7024 Background: Combination of chemotherapy with TKIs was evaluated and appears to be effective in Ph+-ALL. Ponatinib is a more potent inhibitor and suppresses the T315I clones, a common cause of relapse in pts with Ph+- ALL. Clinical trials of ponatinib have demonstrated its high activity and limited toxicity in pts with Ph+-leukemia failing 2-3 TKIs and in those with a T315I mutation. Combinations of chemotherapy regimens and ponatinib may be associated with better response rates and higher likelihood of eradication of MRD. Methods: In this phase II trial, pts with newly diagnosed Ph+ ALL receive ponatinib 45 mg po QD for the first 14 days of cycle 1 then continuously for the subsequent 7 cycles. Pts in CR receive maintenance with ponatinib 45 mg po QD and vincristine and prednisone monthly for 2 years followed by ponatinib indefinitely. MRD monitoring is conducted. Results: To date 20 pts with untreated Ph+ ALL have received a median of 6 cycles; 5 pts are receiving maintenance in CR. Median age is 49 years.
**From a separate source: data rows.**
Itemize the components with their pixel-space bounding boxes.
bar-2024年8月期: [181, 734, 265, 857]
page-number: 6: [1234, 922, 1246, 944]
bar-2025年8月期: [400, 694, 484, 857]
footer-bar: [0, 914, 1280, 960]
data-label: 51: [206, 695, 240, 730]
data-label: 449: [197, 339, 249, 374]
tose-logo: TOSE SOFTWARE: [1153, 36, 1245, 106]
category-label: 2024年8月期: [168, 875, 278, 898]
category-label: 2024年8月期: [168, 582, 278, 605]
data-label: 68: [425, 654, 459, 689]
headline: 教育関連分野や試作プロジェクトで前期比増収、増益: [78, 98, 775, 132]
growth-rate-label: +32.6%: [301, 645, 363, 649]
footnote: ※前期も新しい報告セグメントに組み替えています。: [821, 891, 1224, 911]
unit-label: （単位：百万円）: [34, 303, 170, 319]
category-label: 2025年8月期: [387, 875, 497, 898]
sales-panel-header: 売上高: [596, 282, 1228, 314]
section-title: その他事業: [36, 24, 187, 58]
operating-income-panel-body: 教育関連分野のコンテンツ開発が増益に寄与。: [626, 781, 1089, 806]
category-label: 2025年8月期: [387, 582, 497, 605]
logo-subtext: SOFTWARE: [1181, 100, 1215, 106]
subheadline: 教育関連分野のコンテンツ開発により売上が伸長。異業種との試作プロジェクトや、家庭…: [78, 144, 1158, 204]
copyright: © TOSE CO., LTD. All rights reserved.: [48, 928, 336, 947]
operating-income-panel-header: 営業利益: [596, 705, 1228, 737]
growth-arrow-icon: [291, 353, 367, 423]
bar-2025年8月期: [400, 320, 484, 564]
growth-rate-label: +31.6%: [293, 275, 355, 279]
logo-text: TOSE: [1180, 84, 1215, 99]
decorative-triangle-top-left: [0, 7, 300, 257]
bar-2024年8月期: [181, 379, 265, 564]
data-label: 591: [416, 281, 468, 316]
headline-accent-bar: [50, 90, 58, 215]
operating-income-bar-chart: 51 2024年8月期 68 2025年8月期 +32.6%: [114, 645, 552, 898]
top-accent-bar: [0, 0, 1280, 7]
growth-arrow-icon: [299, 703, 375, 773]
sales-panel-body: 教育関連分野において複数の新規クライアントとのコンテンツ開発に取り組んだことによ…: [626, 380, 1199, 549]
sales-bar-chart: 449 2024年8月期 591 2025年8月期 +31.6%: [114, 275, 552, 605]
Median WBC at diagnosis was 2.45 x 109/L. All pts were in CR after 1 cycle. 15 of the 17 pts (88%) known to be Ph+ by cytogenetic analysis at baseline achieved CCyR after 1 cycle; 1 had mCyR only and 1 had no cytogenetic analysis at CR, both of them achieved CCyR after cycles 2; 3 had a diploid karyotype at the start. To date, 17 pts (85%) have achieved MMR, of whom 11 (55%) have achieved CMR at a median of 10 weeks from initiation of treatment. MRD assessment by flow cytometry is negative in 18 (90%) pts at a median of 3 weeks. Median time to neutrophil and platelet recovery for cycle 1 was 18 and 22 days, and 16 and 22 days for subsequent cycles, respectively. Grade ≥3 toxicity included increase of LFT’s/hyperbilirubinemia in 8 pts, thrombosis in 3, skin rash in 2, pancreatitis in 1, and pericardial effusion in 1. With a median follow up of 6 months, 19 pts are alive and in CR; 1 pt died in CR from an unrelated cardiac event. 1 pt has undergone an allogeneic transplant. The 1-year PFS and OS rates were 100% and 95%, respectively. Conclusions: The combination of hyperCVAD with ponatinib is safe and highly effective in achieving molecular remissions in pts with Ph+ ALL. Clinical trial information: NCT01424982.